Microsoft is acquiring Swiftkey, the company behind a popular iOS and Android keyboard application by the same name. The two companies have in the last few minutes confirmed the news that had been widely speculated for the better part of the last 24 hours.
According to the Financial Times, Microsoft will pay $250 million to push the deal through.
Swiftkey’s product, the Swiftkey keyboard application, rose to prominence on Android for its very accurate prediction algorithms that made it easier for users to input text. Its prediction technology has since been licensed by various OEMs like Samsung to power their own keyboard apps. When Apple opened up iOS to third-party keyboard developers in 2014 with the release of iOS 8, Swiftkey keyboard was one of the most anticipated on the platform and went on to become a resounding success.
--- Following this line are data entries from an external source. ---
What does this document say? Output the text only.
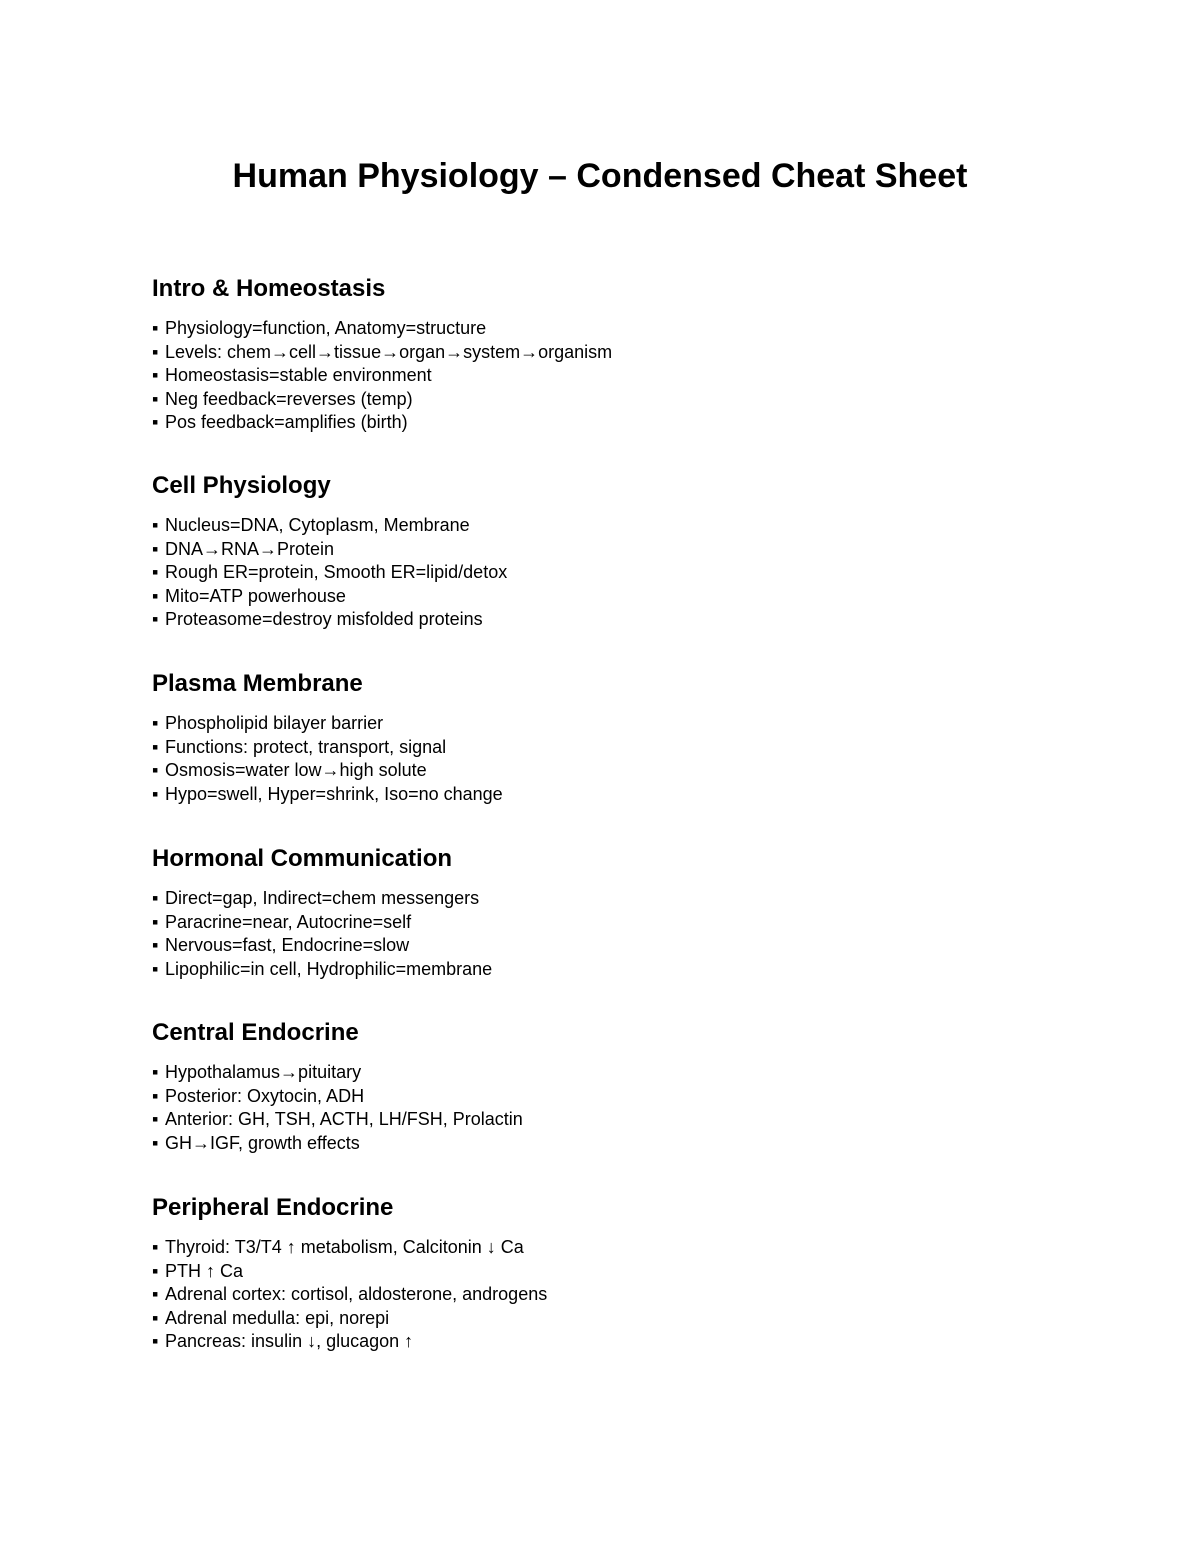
Human Physiology – Condensed Cheat Sheet
Intro & Homeostasis
▪ Physiology=function, Anatomy=structure
▪ Levels: chem→cell→tissue→organ→system→organism
▪ Homeostasis=stable environment
▪ Neg feedback=reverses (temp)
▪ Pos feedback=amplifies (birth)
Cell Physiology
▪ Nucleus=DNA, Cytoplasm, Membrane
▪ DNA→RNA→Protein
▪ Rough ER=protein, Smooth ER=lipid/detox
▪ Mito=ATP powerhouse
▪ Proteasome=destroy misfolded proteins
Plasma Membrane
▪ Phospholipid bilayer barrier
▪ Functions: protect, transport, signal
▪ Osmosis=water low→high solute
▪ Hypo=swell, Hyper=shrink, Iso=no change
Hormonal Communication
▪ Direct=gap, Indirect=chem messengers
▪ Paracrine=near, Autocrine=self
▪ Nervous=fast, Endocrine=slow
▪ Lipophilic=in cell, Hydrophilic=membrane
Central Endocrine
▪ Hypothalamus→pituitary
▪ Posterior: Oxytocin, ADH
▪ Anterior: GH, TSH, ACTH, LH/FSH, Prolactin
▪ GH→IGF, growth effects
Peripheral Endocrine
▪ Thyroid: T3/T4 ↑ metabolism, Calcitonin ↓ Ca
▪ PTH ↑ Ca
▪ Adrenal cortex: cortisol, aldosterone, androgens
▪ Adrenal medulla: epi, norepi
▪ Pancreas: insulin ↓, glucagon ↑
Swiftkey boasts of over 300 million installs on both Android and iOS. Thanks to its famed prediction technology, Swiftkey estimates that it has saved its users over 100,000 years worth of typing time or 10 trillion keystrokes.
It is thought that Microsoft is interested in the AI (artificial intelligence) behind Swiftkey’s products. Swiftkey’s latest project, Swiftkey Neural, is a keyboard app that uses artificial neural networks to predict and correct what users are typing. It is the biggest public demonstration of what the company’s AI tech is capable of.
The Swiftkey team had also been engaged in some other projects through its Swiftkey Greenhouse experimental program. Some of those projects include another keyboard, Clarity and an Android launcher, Hexy.
According to both companies, Swiftkey will continue developing and maintaining its Android and iOS applications.
Microsoft has in the recent past also acquired several companies behind other Android applications. Accompli, which has since been rebranded to Outlook, a popular Android email application, was acquired by Microsoft back in 2014 for over $200 million. To-do application Wunderlist was acquired mid last year by Microsoft for an undisclosed amount. 2015 had started with Redmond acquiring another Android app, Sunrise, the popular calendar application which has since been folded into email app Outlook.
Recent leaks suggest that Microsoft is working on a new version of its Windows Phone Word Flow keyboard for iOS and Android with a unique one-handed mode. Will that be the first place where we see Swiftkey keyboard’s underlying tech at work?